I’ve sent you debug-internal.log on luis.bergua@wandb.ai (found it on another thread) since the file is too big to copy paste it here

Hey @oussaidene-sma, thanks! I just took a look but it’s not clear why you’re getting the timeout error. Would you have any problems with:

  • Sharing any specific details of your environment. Is this running in a local machine?
  • Setting the following envirnment variables and sharing the logs again
    1. WANDB_HTTP_TIMEOUT=300
    2. WANDB_INIT_TIMEOUT =600
    3. WANDB_DEBUG=true

Thanks!

Hi @oussaidene-sma , I wanted to follow up on this request. Please let us know if we can be of further assistance or if your issue has been resolved.

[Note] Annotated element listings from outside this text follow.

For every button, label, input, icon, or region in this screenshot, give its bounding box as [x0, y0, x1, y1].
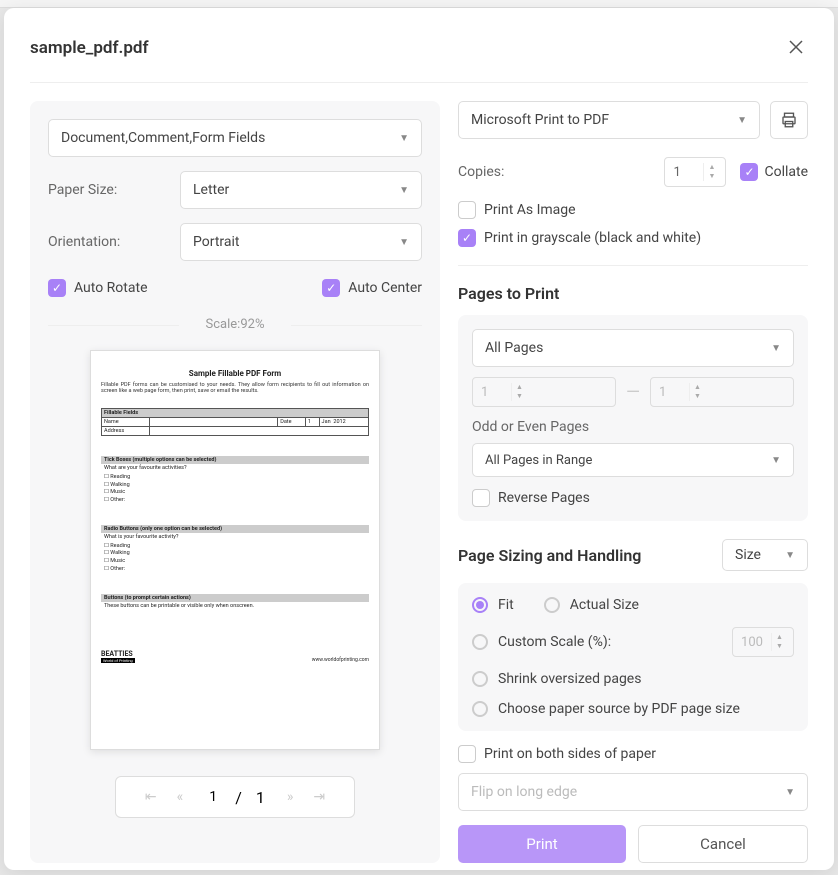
- pages-to-print-title: Pages to Print: [458, 284, 808, 303]
- actual-size-radio[interactable]: [544, 597, 560, 613]
- auto-center-label: Auto Center: [348, 280, 422, 296]
- pager-total: 1: [246, 788, 275, 807]
- both-sides-checkbox[interactable]: [458, 745, 476, 763]
- collate-checkbox[interactable]: ✓: [740, 163, 758, 181]
- paper-size-label: Paper Size:: [48, 182, 168, 198]
- print-as-image-label: Print As Image: [484, 202, 576, 218]
- duplex-select[interactable]: Flip on long edge ▼: [458, 773, 808, 811]
- pages-to-print-box: All Pages ▼ ▲▼ — ▲▼ Odd or Even Pages: [458, 315, 808, 521]
- custom-scale-spinner[interactable]: ▲▼: [732, 627, 794, 657]
- chevron-down-icon: ▼: [399, 237, 409, 248]
- chevron-down-icon: ▼: [785, 550, 795, 561]
- printer-icon: [780, 111, 798, 129]
- printer-select[interactable]: Microsoft Print to PDF ▼: [458, 101, 760, 139]
- check-icon: ✓: [326, 281, 336, 295]
- shrink-label: Shrink oversized pages: [498, 671, 641, 687]
- pages-select[interactable]: All Pages ▼: [472, 329, 794, 367]
- printer-properties-button[interactable]: [770, 101, 808, 139]
- custom-scale-input[interactable]: [733, 635, 771, 650]
- spinner-down[interactable]: ▼: [704, 172, 719, 181]
- close-button[interactable]: [784, 32, 808, 64]
- paper-size-value: Letter: [193, 182, 229, 198]
- sizing-title: Page Sizing and Handling: [458, 546, 641, 565]
- range-separator: —: [626, 382, 640, 403]
- custom-scale-label: Custom Scale (%):: [498, 634, 611, 650]
- odd-even-value: All Pages in Range: [485, 453, 592, 468]
- print-button[interactable]: Print: [458, 825, 626, 863]
- preview-panel: Document,Comment,Form Fields ▼ Paper Siz…: [30, 101, 440, 863]
- cancel-button[interactable]: Cancel: [638, 825, 808, 863]
- odd-even-select[interactable]: All Pages in Range ▼: [472, 443, 794, 477]
- chevron-down-icon: ▼: [399, 185, 409, 196]
- fit-radio[interactable]: [472, 597, 488, 613]
- sizing-box: Fit Actual Size Custom Scale (%): ▲▼: [458, 583, 808, 731]
- dialog-header: sample_pdf.pdf: [30, 32, 808, 83]
- pager-last[interactable]: ⇥: [305, 785, 333, 809]
- printer-value: Microsoft Print to PDF: [471, 112, 609, 128]
- range-from-spinner[interactable]: ▲▼: [472, 377, 616, 407]
- chevron-down-icon: ▼: [399, 133, 409, 144]
- range-to-input[interactable]: [651, 385, 689, 400]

Hi @oussaidene-sma , since we have not heard back from you we are going to close this request. If you would like to re-open the conversation, please let us know!

@luis_bergua1 sorry for the late reply. Is it possible that the issue stems from a firewall within the environment I’m using? If so, what steps can I take to resolve it?